Quindi tutto il contemporaneo è prima o poi da buttare? «Con altri autori, quali Leon Krier, sono stato recentemente invitato a elaborare proposte per Rotterdam. La città è stata totalmente ricostruita nel dopo guerra con criteri modernisti, talché c’è un’uniformità che oggi è venuta a noia. La mia idea è di mantenere selettivamente solo alcune torri più recenti, che danno garanzie di durata, ma di sostituire gli edifici anni ’60 che sono al termine della vita strutturale e ripensare alla geometria globale della città. Si possono erigere nuovi edifici più bassi che quindi consentono una migliore qualità di vita, riutilizzando gli spazi aperti oggi inutilizzati. Una piazza non ha bisogno di essere enorme: basta che sia accogliente e adatta agli incontri. Propongo che si recuperi il linguaggio delle forme, ricorrendo a elementi della tradizione olandese e fiamminga, molto presente in questo Paese, per realizzare quartieri nuovi che si caratterizzino per una certa coerenza segnica, così che chi li visita sappia già dallo stile degli edifici dove si trova».

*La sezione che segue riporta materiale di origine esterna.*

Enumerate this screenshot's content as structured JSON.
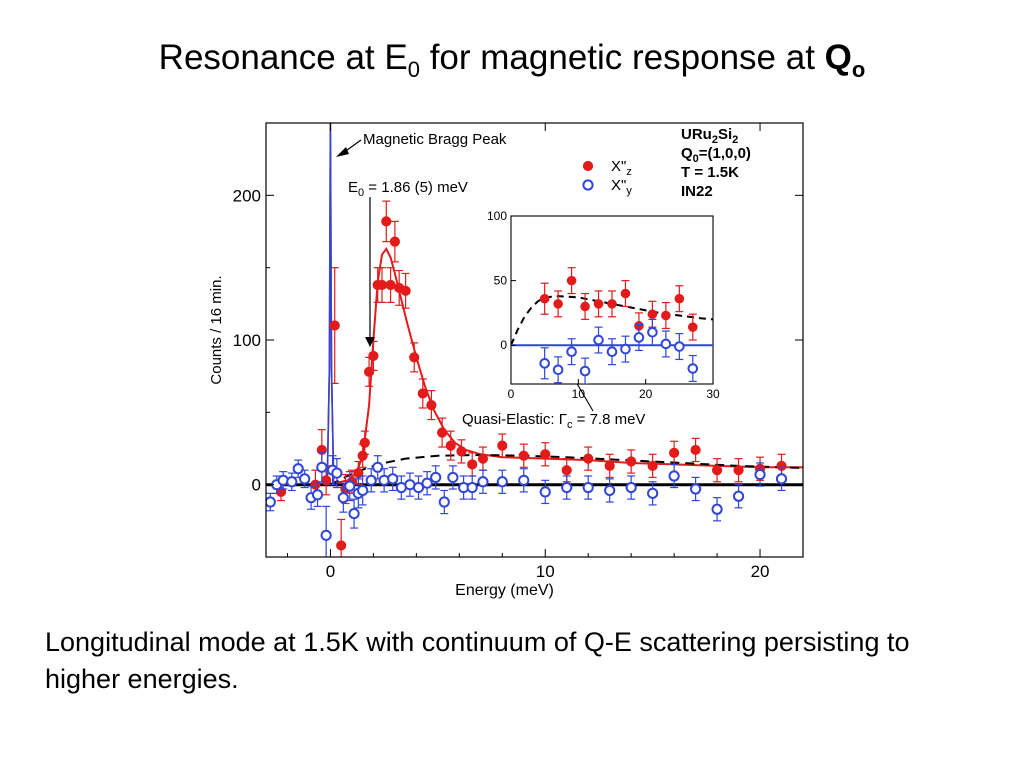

Forse non era esplicito nei costruttori antichi che le loro opere dovessero durare secoli, né in quelle postbelliche che potessero arrivare presto all’obsolescenza. Di fronte all’obiettivo oggi improcrastinabile di riciclare le aree urbane ex industriali (in città come Torino e Milano le opere in corso sono ingenti e cambiano radicalmente il panorama), il problema di costruire edifici che possano essere riciclati, cioè che abbiano un futuro, diventa primario.

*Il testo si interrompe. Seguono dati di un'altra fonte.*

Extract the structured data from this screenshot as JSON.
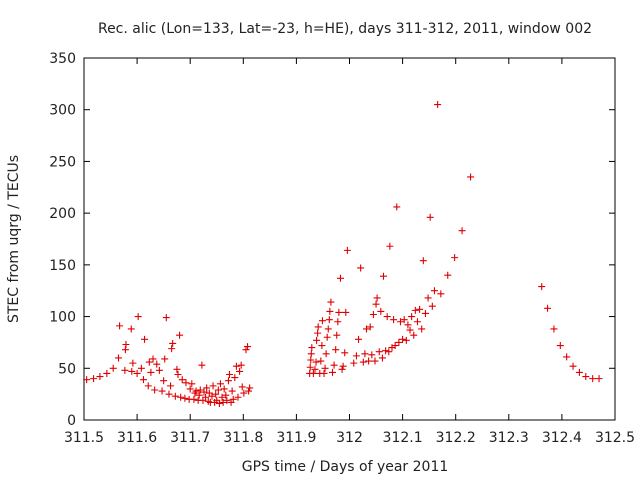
{
  "chart_data": {
    "type": "scatter",
    "title": "Rec. alic (Lon=133, Lat=-23, h=HE), days 311-312, 2011, window 002",
    "xlabel": "GPS time / Days of year 2011",
    "ylabel": "STEC from uqrg / TECUs",
    "xlim": [
      311.5,
      312.5
    ],
    "ylim": [
      0,
      350
    ],
    "xticks": [
      "311.5",
      "311.6",
      "311.7",
      "311.8",
      "311.9",
      "312",
      "312.1",
      "312.2",
      "312.3",
      "312.4",
      "312.5"
    ],
    "xtick_values": [
      311.5,
      311.6,
      311.7,
      311.8,
      311.9,
      312.0,
      312.1,
      312.2,
      312.3,
      312.4,
      312.5
    ],
    "yticks": [
      "0",
      "50",
      "100",
      "150",
      "200",
      "250",
      "300",
      "350"
    ],
    "ytick_values": [
      0,
      50,
      100,
      150,
      200,
      250,
      300,
      350
    ],
    "grid": false,
    "legend": "none",
    "marker": "plus",
    "color": "#e00000",
    "series": [
      {
        "points": [
          [
            311.505,
            39
          ],
          [
            311.518,
            40
          ],
          [
            311.53,
            42
          ],
          [
            311.543,
            45
          ],
          [
            311.555,
            50
          ],
          [
            311.565,
            60
          ],
          [
            311.567,
            91
          ],
          [
            311.577,
            48
          ],
          [
            311.578,
            68
          ],
          [
            311.579,
            73
          ],
          [
            311.589,
            88
          ],
          [
            311.59,
            47
          ],
          [
            311.592,
            55
          ],
          [
            311.6,
            45
          ],
          [
            311.602,
            100
          ],
          [
            311.608,
            50
          ],
          [
            311.612,
            39
          ],
          [
            311.614,
            78
          ],
          [
            311.621,
            33
          ],
          [
            311.623,
            56
          ],
          [
            311.626,
            46
          ],
          [
            311.63,
            59
          ],
          [
            311.633,
            29
          ],
          [
            311.637,
            54
          ],
          [
            311.642,
            48
          ],
          [
            311.647,
            28
          ],
          [
            311.65,
            38
          ],
          [
            311.652,
            59
          ],
          [
            311.655,
            99
          ],
          [
            311.66,
            25
          ],
          [
            311.663,
            33
          ],
          [
            311.665,
            69
          ],
          [
            311.667,
            74
          ],
          [
            311.672,
            23
          ],
          [
            311.675,
            49
          ],
          [
            311.677,
            44
          ],
          [
            311.68,
            82
          ],
          [
            311.682,
            22
          ],
          [
            311.685,
            39
          ],
          [
            311.69,
            21
          ],
          [
            311.692,
            36
          ],
          [
            311.698,
            20
          ],
          [
            311.7,
            30
          ],
          [
            311.703,
            35
          ],
          [
            311.707,
            20
          ],
          [
            311.709,
            26
          ],
          [
            311.711,
            28
          ],
          [
            311.715,
            19
          ],
          [
            311.717,
            24
          ],
          [
            311.719,
            29
          ],
          [
            311.722,
            53
          ],
          [
            311.724,
            19
          ],
          [
            311.726,
            27
          ],
          [
            311.729,
            22
          ],
          [
            311.731,
            31
          ],
          [
            311.734,
            18
          ],
          [
            311.736,
            26
          ],
          [
            311.738,
            17
          ],
          [
            311.741,
            23
          ],
          [
            311.743,
            33
          ],
          [
            311.746,
            17
          ],
          [
            311.748,
            25
          ],
          [
            311.75,
            19
          ],
          [
            311.753,
            29
          ],
          [
            311.755,
            16
          ],
          [
            311.757,
            35
          ],
          [
            311.76,
            22
          ],
          [
            311.762,
            17
          ],
          [
            311.764,
            30
          ],
          [
            311.767,
            24
          ],
          [
            311.769,
            19
          ],
          [
            311.772,
            38
          ],
          [
            311.774,
            44
          ],
          [
            311.777,
            17
          ],
          [
            311.779,
            28
          ],
          [
            311.781,
            20
          ],
          [
            311.784,
            41
          ],
          [
            311.787,
            52
          ],
          [
            311.79,
            22
          ],
          [
            311.793,
            47
          ],
          [
            311.796,
            53
          ],
          [
            311.798,
            32
          ],
          [
            311.801,
            26
          ],
          [
            311.805,
            68
          ],
          [
            311.808,
            71
          ],
          [
            311.81,
            28
          ],
          [
            311.812,
            31
          ],
          [
            311.925,
            45
          ],
          [
            311.926,
            51
          ],
          [
            311.927,
            58
          ],
          [
            311.928,
            64
          ],
          [
            311.929,
            70
          ],
          [
            311.932,
            45
          ],
          [
            311.935,
            49
          ],
          [
            311.937,
            56
          ],
          [
            311.938,
            77
          ],
          [
            311.94,
            84
          ],
          [
            311.941,
            90
          ],
          [
            311.944,
            45
          ],
          [
            311.946,
            57
          ],
          [
            311.948,
            72
          ],
          [
            311.949,
            96
          ],
          [
            311.952,
            45
          ],
          [
            311.954,
            50
          ],
          [
            311.956,
            64
          ],
          [
            311.958,
            80
          ],
          [
            311.96,
            88
          ],
          [
            311.962,
            97
          ],
          [
            311.963,
            105
          ],
          [
            311.965,
            114
          ],
          [
            311.968,
            46
          ],
          [
            311.971,
            53
          ],
          [
            311.974,
            68
          ],
          [
            311.976,
            82
          ],
          [
            311.978,
            95
          ],
          [
            311.98,
            104
          ],
          [
            311.983,
            137
          ],
          [
            311.986,
            49
          ],
          [
            311.988,
            52
          ],
          [
            311.991,
            65
          ],
          [
            311.993,
            104
          ],
          [
            311.996,
            164
          ],
          [
            312.008,
            55
          ],
          [
            312.013,
            62
          ],
          [
            312.017,
            78
          ],
          [
            312.021,
            147
          ],
          [
            312.026,
            56
          ],
          [
            312.029,
            64
          ],
          [
            312.032,
            88
          ],
          [
            312.036,
            57
          ],
          [
            312.039,
            90
          ],
          [
            312.042,
            63
          ],
          [
            312.045,
            102
          ],
          [
            312.048,
            57
          ],
          [
            312.05,
            112
          ],
          [
            312.052,
            118
          ],
          [
            312.056,
            66
          ],
          [
            312.059,
            105
          ],
          [
            312.062,
            60
          ],
          [
            312.064,
            139
          ],
          [
            312.068,
            67
          ],
          [
            312.071,
            100
          ],
          [
            312.074,
            66
          ],
          [
            312.076,
            168
          ],
          [
            312.08,
            70
          ],
          [
            312.083,
            97
          ],
          [
            312.086,
            72
          ],
          [
            312.089,
            206
          ],
          [
            312.093,
            75
          ],
          [
            312.096,
            95
          ],
          [
            312.1,
            78
          ],
          [
            312.103,
            97
          ],
          [
            312.107,
            77
          ],
          [
            312.11,
            92
          ],
          [
            312.114,
            87
          ],
          [
            312.117,
            100
          ],
          [
            312.121,
            82
          ],
          [
            312.124,
            106
          ],
          [
            312.128,
            95
          ],
          [
            312.132,
            107
          ],
          [
            312.136,
            88
          ],
          [
            312.139,
            154
          ],
          [
            312.143,
            103
          ],
          [
            312.148,
            118
          ],
          [
            312.152,
            196
          ],
          [
            312.156,
            110
          ],
          [
            312.16,
            125
          ],
          [
            312.166,
            305
          ],
          [
            312.172,
            122
          ],
          [
            312.185,
            140
          ],
          [
            312.198,
            157
          ],
          [
            312.212,
            183
          ],
          [
            312.228,
            235
          ],
          [
            312.362,
            129
          ],
          [
            312.373,
            108
          ],
          [
            312.385,
            88
          ],
          [
            312.397,
            72
          ],
          [
            312.409,
            61
          ],
          [
            312.421,
            52
          ],
          [
            312.433,
            46
          ],
          [
            312.445,
            42
          ],
          [
            312.458,
            40
          ],
          [
            312.47,
            40
          ]
        ]
      }
    ]
  }
}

Nel frattempo si moltiplicano gli esempi di edifici industriali che erano stati abbandonati e oggi sono variamente riciclati: per esempio a Madrid la vecchia stazione ferroviaria di Atocha è diventata un enorme atrio dotato di un’immensa serra per la nuova stazione dell’alta velocità (progetto Moneo) o a Londra la galleria d’arte Tate Modern ha trovato spazio nei vecchi magazzini del porto (progetto Herzog e De Meuron); anche ad Amburgo il museo di arte contemporanea è stato ubicato nella vecchia stazione ferroviaria, e lo stesso è avvenuto a Berlino (progetto Kleihues); a Roma le scuderie di Villa Aldobrandini (sec. XVII) sono state trasformate in museo archeologico (da Doriana e Massimiliano Fuksas). E il riciclaggio entra a pieno titolo nel dibattito dell’architettura contemporanea.